The Arbitron Wobblies

Mark Ramsey’s latest post has some words of wisdom for PDs wed to the Arbitron ratings:

Suffice it to say that anyone who worships the minute-by-minute Gods without building a brand worth listening to over the long haul, worth discovering, and worth returning to is a fool.

As he notes, quoting from an Inside Radio piece:

For some programmers it’s a waiting game to see if PPM results change as panelists move in and out of the panel — especially when just a handful can move the ratings needle. Arbitron says monthly panel turnover is 4-6% for panels that have been reporting less than 18 months and 6-10% for mature panels.
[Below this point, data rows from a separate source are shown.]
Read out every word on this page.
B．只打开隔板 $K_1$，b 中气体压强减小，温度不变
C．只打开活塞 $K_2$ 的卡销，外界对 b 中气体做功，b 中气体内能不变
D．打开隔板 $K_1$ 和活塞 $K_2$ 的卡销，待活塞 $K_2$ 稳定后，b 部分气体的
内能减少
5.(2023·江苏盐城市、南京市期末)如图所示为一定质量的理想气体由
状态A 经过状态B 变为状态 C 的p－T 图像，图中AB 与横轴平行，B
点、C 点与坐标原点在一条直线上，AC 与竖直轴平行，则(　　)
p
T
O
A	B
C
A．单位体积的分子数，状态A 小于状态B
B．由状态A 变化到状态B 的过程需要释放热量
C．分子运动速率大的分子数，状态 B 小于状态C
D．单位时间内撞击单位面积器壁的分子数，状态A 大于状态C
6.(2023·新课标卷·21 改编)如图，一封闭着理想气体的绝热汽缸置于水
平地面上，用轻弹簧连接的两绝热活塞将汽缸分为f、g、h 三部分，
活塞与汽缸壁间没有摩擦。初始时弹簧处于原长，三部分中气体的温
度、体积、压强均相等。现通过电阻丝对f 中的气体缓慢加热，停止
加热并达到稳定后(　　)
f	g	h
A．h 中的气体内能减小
What can be PPM negative in one quarter may be positive six months later.

Remember, this is the Arbitron Portable People Meter that comes with the disclaimer “PPM ratings are based on audience estimates and are the opinion of Arbitron and should not be relied on for precise accuracy or precise representativeness of a demographic or radio market.” Mark continues:

In other words, don’t worship today’s numbers too religiously (pun intended) because there’s a good chance that they’ll change. And soon. And maybe a lot.

And that’s because they’re unstable. Big changes can be manifested by one panelist with a quirky habit who suddenly appears or vanishes in the sample like a poltergeist above an ancient Indian burial ground.

When we see programmers waiting to “see if PPM results change as panelists move in and out of the panel” what we are doing is playing the panel, not playing for the audience.

Yes, I know, ratings have fluctuated at random ever since the first listener put her pencil to the first diary. But wasn’t the premise behind the considerable expense of PPM both its accuracy and its stability (and stability is certainly what you need to project the appearance of accuracy)?

His conclusion:

So build your brands. Evolve with the happiness of your audience in mind. And that will help buffer you from a ratings sample that is more wobbly than Lindsay Lohan’s judgment.

If a “handful of listeners can move the ratings needle” then your job is to create a brand resistant to those wobbles in the real world of audiences and advertisers.

And that does not happen minute-by-minute.